Sintomi di disattenzione: Difficoltà a prestare attenzione ai dettagli, con errori di distrazione. Problemi nel mantenere l’attenzione su compiti o attività. Mancata ascolto diretto e frequente distrazione. Non seguente istruzioni o completamento di compiti lavorativi. Difficoltà nell’organizzazione di compiti e attività. Evitamento di compiti mentalmente impegnativi. Perdita frequente di oggetti necessari. Facile distrazione da stimoli esterni. Sbadatezza nelle attività quotidiane. 

Sintomi di iperattività-impulsività: Agitazione, movimenti eccessivi o inquietudine. Abbandono frequente del posto quando richiesto di rimanere seduti. Scorrazzamento e salti in situazioni inappropriati. Incapacità di giocare tranquillamente. Comportamento iperattivo, come se fosse “azionato/a da un motore”. Eccessiva loquacità. Risposte immediate prima che le domande siano complete. Difficoltà nell’attendere il proprio turno.
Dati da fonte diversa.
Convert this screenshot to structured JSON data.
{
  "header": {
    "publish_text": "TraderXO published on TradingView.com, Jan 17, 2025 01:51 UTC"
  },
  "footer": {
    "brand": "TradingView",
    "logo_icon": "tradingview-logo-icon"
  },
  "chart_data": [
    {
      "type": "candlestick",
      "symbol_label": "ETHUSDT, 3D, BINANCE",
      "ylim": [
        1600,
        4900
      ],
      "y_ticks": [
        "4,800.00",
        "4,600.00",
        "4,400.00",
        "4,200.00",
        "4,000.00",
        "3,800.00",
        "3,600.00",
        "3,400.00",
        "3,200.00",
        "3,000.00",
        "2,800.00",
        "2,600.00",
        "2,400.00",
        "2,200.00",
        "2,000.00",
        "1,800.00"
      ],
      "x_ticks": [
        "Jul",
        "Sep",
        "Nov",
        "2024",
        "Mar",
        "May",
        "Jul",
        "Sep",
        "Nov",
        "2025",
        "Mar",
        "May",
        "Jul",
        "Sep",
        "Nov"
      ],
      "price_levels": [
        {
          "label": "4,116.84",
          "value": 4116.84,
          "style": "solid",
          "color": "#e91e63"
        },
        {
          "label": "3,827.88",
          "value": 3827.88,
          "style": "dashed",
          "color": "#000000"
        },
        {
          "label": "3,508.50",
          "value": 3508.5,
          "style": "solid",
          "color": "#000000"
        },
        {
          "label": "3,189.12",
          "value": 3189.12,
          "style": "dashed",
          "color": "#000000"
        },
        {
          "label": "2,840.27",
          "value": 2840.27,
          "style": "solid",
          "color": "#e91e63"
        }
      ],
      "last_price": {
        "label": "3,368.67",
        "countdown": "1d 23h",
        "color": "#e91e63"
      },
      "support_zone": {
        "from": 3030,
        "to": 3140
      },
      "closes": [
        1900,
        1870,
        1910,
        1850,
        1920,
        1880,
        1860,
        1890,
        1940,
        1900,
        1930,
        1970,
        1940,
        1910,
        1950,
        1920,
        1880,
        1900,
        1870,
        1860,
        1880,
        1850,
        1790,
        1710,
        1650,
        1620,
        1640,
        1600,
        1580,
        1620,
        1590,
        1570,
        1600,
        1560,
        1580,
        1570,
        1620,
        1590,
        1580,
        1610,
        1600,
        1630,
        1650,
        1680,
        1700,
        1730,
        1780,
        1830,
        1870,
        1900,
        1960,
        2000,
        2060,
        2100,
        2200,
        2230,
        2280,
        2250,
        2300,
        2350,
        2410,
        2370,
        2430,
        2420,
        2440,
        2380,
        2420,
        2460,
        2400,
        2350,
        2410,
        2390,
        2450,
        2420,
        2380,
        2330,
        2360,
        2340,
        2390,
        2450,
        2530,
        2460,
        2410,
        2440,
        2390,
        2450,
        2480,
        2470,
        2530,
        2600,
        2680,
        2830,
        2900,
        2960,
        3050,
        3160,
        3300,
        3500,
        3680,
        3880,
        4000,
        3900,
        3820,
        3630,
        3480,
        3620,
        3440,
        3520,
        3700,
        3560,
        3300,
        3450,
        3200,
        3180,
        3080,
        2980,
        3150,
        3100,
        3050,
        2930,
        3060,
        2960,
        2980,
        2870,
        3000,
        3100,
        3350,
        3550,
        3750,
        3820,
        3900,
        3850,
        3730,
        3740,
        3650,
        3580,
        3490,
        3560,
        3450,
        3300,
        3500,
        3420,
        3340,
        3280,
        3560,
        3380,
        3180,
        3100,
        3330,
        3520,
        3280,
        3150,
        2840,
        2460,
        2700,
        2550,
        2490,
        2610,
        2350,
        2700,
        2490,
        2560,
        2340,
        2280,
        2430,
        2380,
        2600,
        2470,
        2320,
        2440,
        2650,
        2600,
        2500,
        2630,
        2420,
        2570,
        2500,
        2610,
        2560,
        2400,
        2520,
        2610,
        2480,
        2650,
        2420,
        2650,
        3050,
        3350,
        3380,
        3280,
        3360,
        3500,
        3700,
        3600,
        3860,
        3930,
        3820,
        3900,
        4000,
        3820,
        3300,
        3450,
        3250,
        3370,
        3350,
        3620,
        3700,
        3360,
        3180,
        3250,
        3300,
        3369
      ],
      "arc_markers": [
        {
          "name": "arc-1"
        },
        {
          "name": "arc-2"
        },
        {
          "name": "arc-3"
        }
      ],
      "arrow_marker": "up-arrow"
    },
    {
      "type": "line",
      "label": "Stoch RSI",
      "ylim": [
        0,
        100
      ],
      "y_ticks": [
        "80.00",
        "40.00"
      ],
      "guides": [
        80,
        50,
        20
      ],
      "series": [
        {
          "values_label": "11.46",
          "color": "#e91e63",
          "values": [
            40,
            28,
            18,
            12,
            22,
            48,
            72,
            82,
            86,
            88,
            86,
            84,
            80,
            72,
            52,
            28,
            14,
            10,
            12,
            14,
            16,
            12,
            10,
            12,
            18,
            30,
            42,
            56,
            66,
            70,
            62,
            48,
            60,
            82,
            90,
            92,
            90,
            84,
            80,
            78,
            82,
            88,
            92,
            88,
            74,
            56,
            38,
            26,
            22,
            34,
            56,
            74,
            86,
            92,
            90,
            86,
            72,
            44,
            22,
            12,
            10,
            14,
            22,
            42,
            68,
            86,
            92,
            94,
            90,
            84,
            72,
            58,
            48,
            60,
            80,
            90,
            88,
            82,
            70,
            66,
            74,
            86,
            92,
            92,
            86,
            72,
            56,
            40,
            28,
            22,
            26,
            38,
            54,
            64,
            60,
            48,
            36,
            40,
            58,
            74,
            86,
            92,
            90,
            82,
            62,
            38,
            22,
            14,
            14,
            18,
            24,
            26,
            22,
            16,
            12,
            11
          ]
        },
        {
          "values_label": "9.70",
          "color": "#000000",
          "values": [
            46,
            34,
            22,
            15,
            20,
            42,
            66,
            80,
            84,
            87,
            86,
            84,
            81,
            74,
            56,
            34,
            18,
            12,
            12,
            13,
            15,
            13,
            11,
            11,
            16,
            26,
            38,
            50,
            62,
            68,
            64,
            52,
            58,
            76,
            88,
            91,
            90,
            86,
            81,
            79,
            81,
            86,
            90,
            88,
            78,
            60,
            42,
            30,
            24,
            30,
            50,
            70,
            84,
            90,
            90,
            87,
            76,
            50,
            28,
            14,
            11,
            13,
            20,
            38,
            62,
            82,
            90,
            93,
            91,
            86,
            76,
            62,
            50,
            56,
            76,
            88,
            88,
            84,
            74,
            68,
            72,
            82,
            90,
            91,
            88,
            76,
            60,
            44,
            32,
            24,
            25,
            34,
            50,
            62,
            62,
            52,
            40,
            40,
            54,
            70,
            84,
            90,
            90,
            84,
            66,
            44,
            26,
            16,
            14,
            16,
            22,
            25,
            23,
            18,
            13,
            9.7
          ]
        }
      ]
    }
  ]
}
Interruzioni frequenti e invadenza verso gli altri.

Immagino che starai già pensando: “ma sta parlando di me!” Ok, respira.

Gli effetti paradossali delle autodiagnosi

Sebbene possa nascere il dubbio di poter far parte di quell’1%, per fare diagnosi di ADHD, non sono sufficienti i test trovati online. Inoltre, autoproclamarsi ADHD, porta con sé diverse conseguenze negative, come, ad esempio, l’idea che “tanto sono fatto così e non posso farci niente”. Questo ci può vincolare ad una profezia che si autorealizza, in cui il protagonista, partendo svantaggiato, è già costretto a perdere in partenza tutte le sue battaglie! La consapevolezza di non poter fare “più di così” porta automaticamente a mettere in atto tutta una serie di azioni che, da una parte, ci non ci permettono di esprimere il nostro potenziale e, dall’altra, non fanno altro che confermare la nostra idea di partenza, ovvero “se faccio così fatica a stare attento è perché ho un disturbo!”

La "popolarità" del disturbo

Ma come mai un disturbo tanto spiacevole quanto pervasivo è diventato così popolare? Beh, innanzi tutto, un picco di notorietà a questa condizione è stata data da alcune celebrità.  Molte persone del mondo dello spettacolo hanno ammesso pubblicamente di aver ricevuto una  diagnosi in età giovanile: da Justin Timberlake a Will.I.Am, c’è persino chi afferma che ne abbia sofferto anche la Watson di Harry Potter. In più, alcuni vuoti di memoria o mancanze tipiche di una  vita quotidiana frenetica ed estenuante, sono state rivisitate in chiave “pseudocomica” da  moltissimi account social, spacciandole per prove inconfutabili di ADHD, fino a creare delle vere e  proprie community di autodiagnosticati (tramite video, ovviamente). 

C’è da dire però che, un mondo veloce, crea popolazioni di distratti, resi ancor più distraibili da  tutti gli stimoli a cui siamo sottoposti ogni giorno. 

Si crea così una sorta di nuova “sindrome da disattenzione e distraibilità da periodo storico”. 

La pillola Espressa

Ma quindi, cosa possiamo fare per combatterla?  

Prova a togliere il piede dall’acceleratore! 

Anche se tutto intorno a te sembra procedere a velocità supersonica, resisti all’impulso di inseguire il ritmo frenetico. Trova il tuo passo e mantienilo costante. La chiave per raggiungere gli obiettivi è comprendere il proprio ritmo e mantenerlo, consapevoli che ogni conquista richiede pazienza e progresso graduale. Ogni vetta si scala un piede alla volta! 

Come diceva Goethe: “chi vuole compiere passi sicuri deve camminare lentamente”.